Nowadays, real-time water quality monitoring has become an important tool for environmental protection and water resource management. Traditional water quality monitoring systems usually rely on cloud computing for data storage and analysis. However, it faces the problems of delay and data loss when facing remote areas or unstable network environments.
In order to solve the problems of insufficient real-time and accuracy as well as high energy consumption, water quality prediction and early warning methods based on randverwerking have emerged. It combines IoT and edge computing technologies to formulate an online water quality monitoring and warning model. The system improves the detection accuracy based on the pre-processing of collected source data. Moreover, data streams and computational resources can be saved by introducing edge computing technology for preliminary analysis and processing of data collected from monitoring stations.
1.What causes water pollution?
Water is the most important resource for human beings. However, with the increase of sewage discharge, industrial discharge, agricultural watering and urban discharge, contaminated water threatens the safety of drinking water. Major contaminants of water include viruses, bacteria, fertilizers, parasites, pharmaceuticals, pesticides, nitrates, fecal waste, phosphates, radioactive substances and plastics. These substances do not change the color of water, but they can be difficult pollutants to eliminate. Therefore, the safety of water resources is a matter of urgency.
2. Edge computing based water quality monitoring system architecture
Data Acquisition Layer: using sensors to collect physical, chemical and biological indicators in the water body. Such as pH, dissolved oxygen, turbidity, temperature, etc. The sensors transmit this data to the edge computing devices.

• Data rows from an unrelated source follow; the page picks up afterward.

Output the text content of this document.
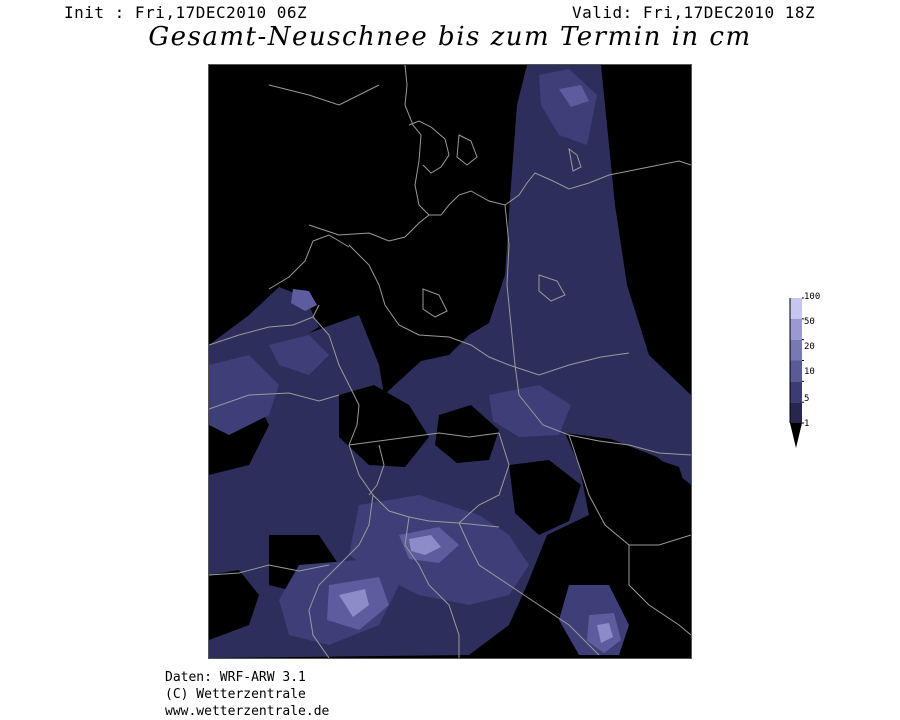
Init : Fri,17DEC2010 06Z	Valid: Fri,17DEC2010 18Z
Gesamt-Neuschnee bis zum Termin in cm
100
50
20
10
5
1
Daten: WRF-ARW 3.1
(C) Wetterzentrale
www.wetterzentrale.de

Edge computing layer: the edge device performs data processing and preliminary analysis near the data collection point, including data cleaning, outlier detection, and real-time warning. This localized processing allows for quick identification of water quality anomalies and triggers alarms when necessary.
Cloud Analysis Layer: Data pre-processed by edge computing is transferred to the cloud for more complex analysis and historical data comparison. For example, pollution source analysis and water quality trend prediction. This model ensures efficient and intelligent data processing.
3. Benefits of using edge computing for water quality testing
Traditional models have many limitations when facing complex data and nonlinear problems. In recent years, there has been a gradual increase in research on water quality monitoring using advanced technologies such as wireless sensor networks and the Internet of Things (IoT). Although these systems have improved the monitoring efficiency, they still face new challenges in data transmission and processing.
The water quality monitoring system makes full use of the computing power of the edge layer to process the water quality detection data collected in the perception layer. The edge computing data processing timely and quickly divides different water resources, so as to clarify the relationship between water resources and ecological environment.
Edge computing can effectively solve the problems of high latency, unstable network and low bandwidth in cloud computing. It has been applied to intelligent transportation, smart city, power grid detection and water conservancy fields, etc.